EDIT. Is pretty standard notation but with $\mathcal{O}_K$ I denote the integer closure of $\mathbb{Z}$ in $K$, if $K$ is a finite extension of $\mathbb{Q}$. Then $\operatorname{disc}(\mathcal{O}_K)$ is just the discriminant of $\mathcal{O}_K$.
 A: The inclusion $\mathcal{O}_{LK} \subset d^{-1} \mathcal{O}_K \mathcal{O}_L$ in the other answer doesn't seem to say that (when $d \ne 1$) that $\mathcal{O}_{LK} \ne \mathcal{O}_K \mathcal{O}_L$, but indeed this is true; they can never be equal if $p$ ramifies in both fields.
Suppose that $\mathcal{O}$ is the ring of integers of a number field.
Let $\mathfrak{p}$ be a prime, and let $\mathfrak{p}^e$ divide $p$. (This can only happen for $e > 1$ if $\mathfrak{p}$ is ramified.)
Then
$$\mathcal{O}/\mathfrak{p}^e = k[x]/x^e,$$
where $k$ is the residue field of $\mathfrak{p}$. This is a relatively easy property of local fields (More generally, the ring of integers has the form $W(k)[\pi]$ where $W(k)$ is the Witt vetors of $k$ and $\pi$ is a uniformizer.) In particular, the tangent space of this ring has dimension $0$ if $e = 1$ and $1$ if $e > 1$. Now let
$$p = \prod_{i=1}^{r} \mathfrak{p}^{e_i}_i.$$
We consequently have
$$\mathcal{O}/p = \prod \mathcal{O}/\mathfrak{p}^{e_i}_i \simeq \prod k_i[x_i]/x^{e_i}_i$$
is a direct sum of local rings whose tangent space over the residue field has dimension either $0$ or $1$, with $1$ occurring if and only if $p$ is ramified.

We may assume that $[L:\mathbf{Q}][K:\mathbf{Q}] = [KL:\mathbf{Q}]$.
If $\mathcal{O}_L \mathcal{O}_K = \mathcal{O}_{LK}$, then there is an
isomorphism:
$$\mathcal{O}_L \otimes \mathcal{O}_K \rightarrow \mathcal{O}_{KL}$$
under multiplication.
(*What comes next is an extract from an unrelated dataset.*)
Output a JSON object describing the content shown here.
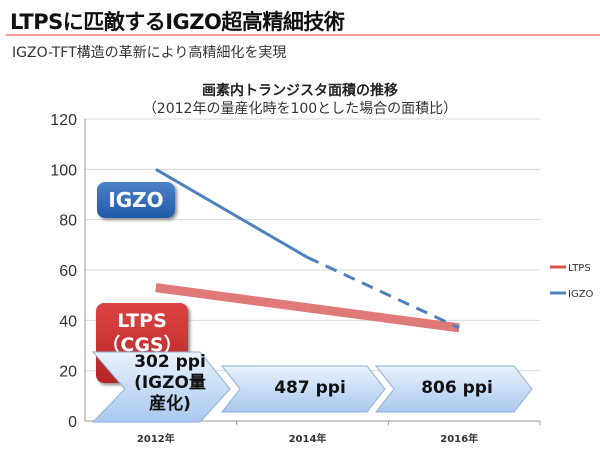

Hence there is an isomorphism
$$\mathcal{O}_L/p \otimes \mathcal{O}_K/p \rightarrow \mathcal{O}_{KL}/p.$$
(The above isomorphism means this is surjective, and both rings have the same length so surjective implies injective.) Now suppose that the discriminant of $L$ and $K$ is divisible by $p$. This is equivalent to saying that $p$ is ramified in $L$ and $K$. In particular, there are primes of ramification index $a > 1$ in $L$ and $b > 1$ in $K$. Hence, in the LHS, there is a factor of the form:
$$k[x]/x^a \otimes k[y]/y^b = k[x,y]/(x^a,y^b).$$
This has a tangent space of dimension two, and so cannot occur in the RHS as explained above. Hence it can never happen.